Nesta realização, a ameaça de um vampiro no significado literal não é nada quando comparada ao sentido figurado. Melhor esquecer crucifixos, água benta e dentes de alho. A solução pode estar na libertação que um bom livro de autoajuda pode proporcionar a uma vítima deste tipo de relação. Deliberadamente canastrão, Nicholas Cage é o prato principal que gratina o caricato Drácula de Lugosi ao ponto, requentando com seus trejeitos o bife malpassado que supostamente seria um anacrônico vampiro hoje, diante de perigos muito mais indigestos como o pantagruélico consumo de drogas, proporcionado por famílias mafiosas que engordam um batalhão de gulosas autoridades corruptas.

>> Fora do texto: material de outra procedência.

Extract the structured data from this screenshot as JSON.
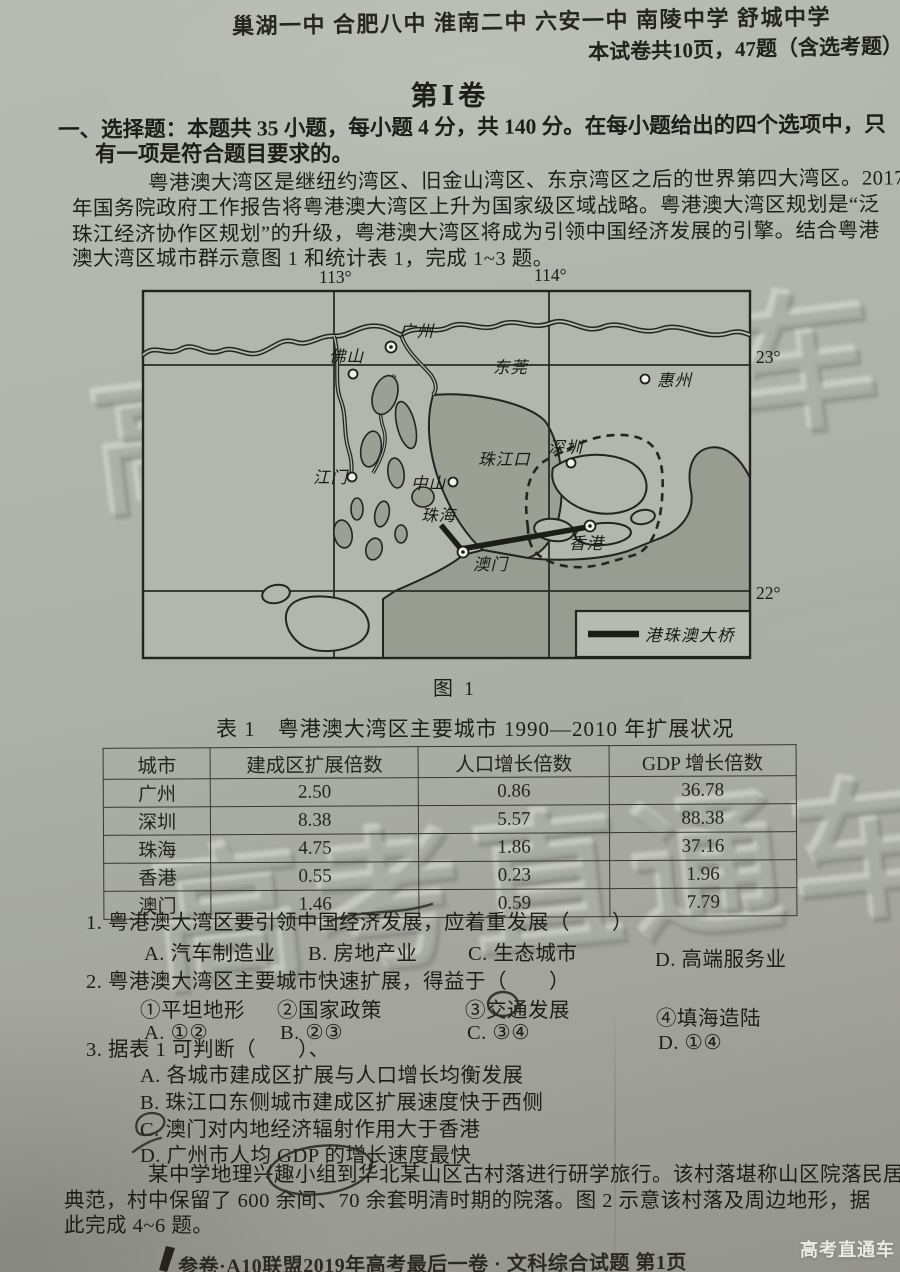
{
  "header": {
    "schools": "巢湖一中 合肥八中 淮南二中 六安一中 南陵中学 舒城中学",
    "paper_info": "本试卷共10页，47题（含选考题）"
  },
  "volume_title": "第Ⅰ卷",
  "section": {
    "line1": "一、选择题：本题共 35 小题，每小题 4 分，共 140 分。在每小题给出的四个选项中，只",
    "line2": "有一项是符合题目要求的。"
  },
  "intro": {
    "line1": "粤港澳大湾区是继纽约湾区、旧金山湾区、东京湾区之后的世界第四大湾区。2017",
    "line2": "年国务院政府工作报告将粤港澳大湾区上升为国家级区域战略。粤港澳大湾区规划是“泛",
    "line3": "珠江经济协作区规划”的升级，粤港澳大湾区将成为引领中国经济发展的引擎。结合粤港",
    "line4": "澳大湾区城市群示意图 1 和统计表 1，完成 1~3 题。"
  },
  "map": {
    "lon_113": "113°",
    "lon_114": "114°",
    "lat_23": "23°",
    "lat_22": "22°",
    "cities": {
      "foshan": "佛山",
      "guangzhou": "广州",
      "dongguan": "东莞",
      "huizhou": "惠州",
      "shenzhen": "深圳",
      "zhongshan": "中山",
      "jiangmen": "江门",
      "zhuhai": "珠海",
      "macau": "澳门",
      "hongkong": "香港"
    },
    "estuary": "珠江口",
    "legend": "港珠澳大桥",
    "caption": "图 1"
  },
  "table": {
    "title": "表 1　粤港澳大湾区主要城市 1990—2010 年扩展状况",
    "headers": [
      "城市",
      "建成区扩展倍数",
      "人口增长倍数",
      "GDP 增长倍数"
    ],
    "rows": [
      {
        "city": "广州",
        "built": "2.50",
        "pop": "0.86",
        "gdp": "36.78"
      },
      {
        "city": "深圳",
        "built": "8.38",
        "pop": "5.57",
        "gdp": "88.38"
      },
      {
        "city": "珠海",
        "built": "4.75",
        "pop": "1.86",
        "gdp": "37.16"
      },
      {
        "city": "香港",
        "built": "0.55",
        "pop": "0.23",
        "gdp": "1.96"
      },
      {
        "city": "澳门",
        "built": "1.46",
        "pop": "0.59",
        "gdp": "7.79"
      }
    ]
  },
  "q1": {
    "num": "1.",
    "stem": "粤港澳大湾区要引领中国经济发展，应着重发展（　　）",
    "a": "A. 汽车制造业",
    "b": "B. 房地产业",
    "c": "C. 生态城市",
    "d": "D. 高端服务业"
  },
  "q2": {
    "num": "2.",
    "stem": "粤港澳大湾区主要城市快速扩展，得益于（　　）",
    "i1": "①平坦地形",
    "i2": "②国家政策",
    "i3": "③交通发展",
    "i4": "④填海造陆",
    "a": "A. ①②",
    "b": "B. ②③",
    "c": "C. ③④",
    "d": "D. ①④"
  },
  "q3": {
    "num": "3.",
    "stem": "据表 1 可判断（　　）、",
    "a": "A. 各城市建成区扩展与人口增长均衡发展",
    "b": "B. 珠江口东侧城市建成区扩展速度快于西侧",
    "c": "C. 澳门对内地经济辐射作用大于香港",
    "d": "D. 广州市人均 GDP 的增长速度最快"
  },
  "closing": {
    "line1": "某中学地理兴趣小组到华北某山区古村落进行研学旅行。该村落堪称山区院落民居的",
    "line2": "典范，村中保留了 600 余间、70 余套明清时期的院落。图 2 示意该村落及周边地形，据",
    "line3": "此完成 4~6 题。"
  },
  "footer": {
    "brand": "高考直通车",
    "exam_line": "参卷·A10联盟2019年高考最后一卷 · 文科综合试题 第1页"
  },
  "watermark_text": "高考直通车"
}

O resultado na tela é um cardápio pronto para a plateia degustar com os olhos, muito mais aperitivo que um Bloody Mary.

“Bewaaaare!”: O Drácula matricial do filme de 1931 inspirou a forma clássica com que o personagem foi representando de forma arquetípica no último século, desde os clássicos de terror da produtora inglesa Hammer até os desenhos animados, passando pelos gibis, se tornando presença constante na cultura pop. Em 1994, Martin Landau ganhou o Oscar de ‘Melhor Ator Coadjuvante’ pela sua interpretação de um Béla Lugosi decadente e em fim de carreira em “Ed Wood“, cinebiografia de Tim Burton na qual é esmiuçada a trajetória daquele que é considerado o pior cineasta de todos os tempos, com quem colaborava um Lugosi mal-humorado, viciado em morfina e sempre dotado dos maneirismos do vampiro. Confira a sequência abaixo (Reprodução):
No submundo contemporâneo, definitivamente não é para iniciantes se movimentar à sombra para sugar o sangue de quem põe a jugular ao sol. Ainda assim, o oportunismo de Drácula é muito mais ameaçador que seus caninos, ainda que Nosferatu também seja vítima das circunstâncias: como narcisista que sabe se vestir de injustiçado, ele passa parte do filme reclamando da escassez daqueles acepipes que fariam o banquete de qualquer vampiro gourmet, mas, nesse universo em desencanto, cadê os casais felizes, turistas desavisados, freiras e um ônibus lotado de líderes de torcida? Sobrou algum? No seu contraponto como uma policial honesta, a comediante Awkwafina apimenta a produção, exalando química em dupla improvável com Hoult, este uma boa surpresa quando se considera seu percurso como ator de blockbusters de aventura, como a franquia X-Men, “Fúria de Titãs”, “Jack, caçador de gigantes” e “Mad Max: Estrada da Fúria” ou de dramas juvenis como a série para TV “Skins”.

Detentora de um imponente catálogo de personagens de terror que se encarregaram, entre os anos 1930 e 1940, de garantir o gordo faturamento do estúdio, a Universal pode ter descoberto com “Renfield” uma nova formula muito mais certeira (e menos pretensiosa) para nutrir o bolso dos produtores, brincando com seus monstros em apetitosos argumentos Nouvelle Cuisine, ao invés de simplesmente relançá-los sem gosto a fim de alimentar as novas gerações de público.